Urias Simango foi um dos fundadores da Frente de Libertação de Moçambique (FRELIMO) e ocupou o cargo de primeiro vice-presidente da organização. Destacou-se como uma voz influente durante o processo da luta armada contra o colonialismo português. Contudo, divergências ideológicas com a liderança da FRELIMO pós-independência levaram à sua detenção e posterior execução em circunstâncias ainda envoltas em mistério, depois da proclamação da independência em 1975.
Ao lado de Urias esteve Celina Simango, igualmente ativa na luta. Ela foi a primeira presidente da Liga Feminina de Moçambique (LIFEMO), organização que teve um papel central na mobilização das mulheres durante o processo de libertação. Celina partilhou do destino trágico do marido, tendo sido igualmente executada.
Entre os filhos do casal, destaca-se Daviz Simango, que trilhou um percurso notável na política moçambicana. Fundador do Movimento Democrático de Moçambique (MDM), destacou-se como presidente do Conselho Municipal da Beira, cargo que exerceu com grande reconhecimento público, tornando-se uma figura de destaque na oposição política em Moçambique até à sua morte em 2021.
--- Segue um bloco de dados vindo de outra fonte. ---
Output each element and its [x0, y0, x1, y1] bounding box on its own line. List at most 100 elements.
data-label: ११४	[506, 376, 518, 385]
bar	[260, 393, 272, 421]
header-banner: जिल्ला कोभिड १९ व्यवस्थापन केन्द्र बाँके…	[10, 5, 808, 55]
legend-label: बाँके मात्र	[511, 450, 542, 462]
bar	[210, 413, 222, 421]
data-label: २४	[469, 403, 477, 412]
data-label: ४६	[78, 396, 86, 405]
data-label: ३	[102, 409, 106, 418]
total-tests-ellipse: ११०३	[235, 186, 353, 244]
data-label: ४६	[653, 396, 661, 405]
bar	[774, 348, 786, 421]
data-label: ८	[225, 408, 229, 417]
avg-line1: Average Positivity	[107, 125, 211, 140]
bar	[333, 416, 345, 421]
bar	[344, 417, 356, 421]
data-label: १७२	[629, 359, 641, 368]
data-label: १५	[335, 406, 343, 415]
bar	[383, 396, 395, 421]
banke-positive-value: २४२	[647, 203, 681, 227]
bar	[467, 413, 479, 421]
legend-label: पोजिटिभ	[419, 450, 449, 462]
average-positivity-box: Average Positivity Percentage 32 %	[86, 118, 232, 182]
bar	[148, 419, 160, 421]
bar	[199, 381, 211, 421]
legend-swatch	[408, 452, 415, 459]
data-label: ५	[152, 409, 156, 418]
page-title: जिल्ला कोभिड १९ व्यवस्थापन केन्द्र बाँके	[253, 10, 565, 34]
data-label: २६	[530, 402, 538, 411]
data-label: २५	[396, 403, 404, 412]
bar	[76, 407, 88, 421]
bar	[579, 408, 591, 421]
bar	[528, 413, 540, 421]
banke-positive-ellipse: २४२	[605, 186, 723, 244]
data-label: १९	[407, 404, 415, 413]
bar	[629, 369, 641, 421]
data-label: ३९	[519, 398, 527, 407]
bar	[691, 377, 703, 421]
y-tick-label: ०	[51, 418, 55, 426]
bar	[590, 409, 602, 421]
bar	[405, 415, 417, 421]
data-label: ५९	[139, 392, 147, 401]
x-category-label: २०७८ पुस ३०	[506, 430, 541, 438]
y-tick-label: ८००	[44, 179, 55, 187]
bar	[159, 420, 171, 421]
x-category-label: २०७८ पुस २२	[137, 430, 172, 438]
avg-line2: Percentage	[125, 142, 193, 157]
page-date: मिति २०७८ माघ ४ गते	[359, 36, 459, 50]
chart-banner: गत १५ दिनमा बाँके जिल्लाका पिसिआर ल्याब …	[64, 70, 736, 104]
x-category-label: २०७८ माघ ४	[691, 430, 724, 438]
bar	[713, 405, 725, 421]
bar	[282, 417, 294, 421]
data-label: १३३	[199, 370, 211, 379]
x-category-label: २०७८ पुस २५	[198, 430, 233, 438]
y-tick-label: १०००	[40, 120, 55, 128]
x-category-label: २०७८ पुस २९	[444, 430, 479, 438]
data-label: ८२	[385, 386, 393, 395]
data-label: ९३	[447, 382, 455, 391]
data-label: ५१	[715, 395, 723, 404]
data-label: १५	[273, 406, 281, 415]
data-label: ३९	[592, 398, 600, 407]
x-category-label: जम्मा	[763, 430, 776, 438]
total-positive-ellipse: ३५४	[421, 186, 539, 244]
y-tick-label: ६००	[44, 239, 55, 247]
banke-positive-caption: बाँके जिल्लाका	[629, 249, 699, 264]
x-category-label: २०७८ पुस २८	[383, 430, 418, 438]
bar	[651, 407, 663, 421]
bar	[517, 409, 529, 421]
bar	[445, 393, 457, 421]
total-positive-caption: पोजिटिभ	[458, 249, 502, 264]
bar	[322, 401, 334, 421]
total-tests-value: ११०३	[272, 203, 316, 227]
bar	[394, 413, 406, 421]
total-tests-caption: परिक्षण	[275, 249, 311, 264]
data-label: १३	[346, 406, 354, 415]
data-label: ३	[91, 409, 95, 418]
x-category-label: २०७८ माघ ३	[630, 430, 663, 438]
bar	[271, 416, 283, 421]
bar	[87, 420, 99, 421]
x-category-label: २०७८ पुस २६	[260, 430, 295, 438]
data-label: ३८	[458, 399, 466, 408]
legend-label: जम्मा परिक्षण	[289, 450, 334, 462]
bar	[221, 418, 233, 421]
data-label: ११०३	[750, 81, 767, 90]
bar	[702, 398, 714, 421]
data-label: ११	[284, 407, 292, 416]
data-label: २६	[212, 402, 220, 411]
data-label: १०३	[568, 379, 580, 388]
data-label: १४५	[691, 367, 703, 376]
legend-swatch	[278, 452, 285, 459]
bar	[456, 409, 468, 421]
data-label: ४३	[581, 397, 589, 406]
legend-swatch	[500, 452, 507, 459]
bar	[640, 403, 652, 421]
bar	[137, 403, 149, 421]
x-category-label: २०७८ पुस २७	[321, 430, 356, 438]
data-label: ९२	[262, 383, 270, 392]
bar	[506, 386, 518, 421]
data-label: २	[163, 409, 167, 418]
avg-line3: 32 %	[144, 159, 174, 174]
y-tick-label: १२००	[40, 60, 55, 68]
Lutero Simango, irmão de Daviz, é o atual líder do MDM, assumindo a responsabilidade de dar continuidade ao legado político da família na luta por uma alternativa democrática e plural no país.
Por fim, há o trágico caso de Maúca Simango, o filho mais novo do casal Urias e Celina. Estudante em Portugal, Maúca foi assassinado em 2004, num crime ainda por esclarecer. A sua morte representa mais uma ferida aberta no seio de uma família já marcada por perdas dolorosas.

A história da família Simango permanece como um testemunho vivo dos caminhos difíceis que marcaram a construção de Moçambique. É um legado que evoca reflexão, justiça e memória, num país onde o passado continua a lançar luz sobre os desafios do presente.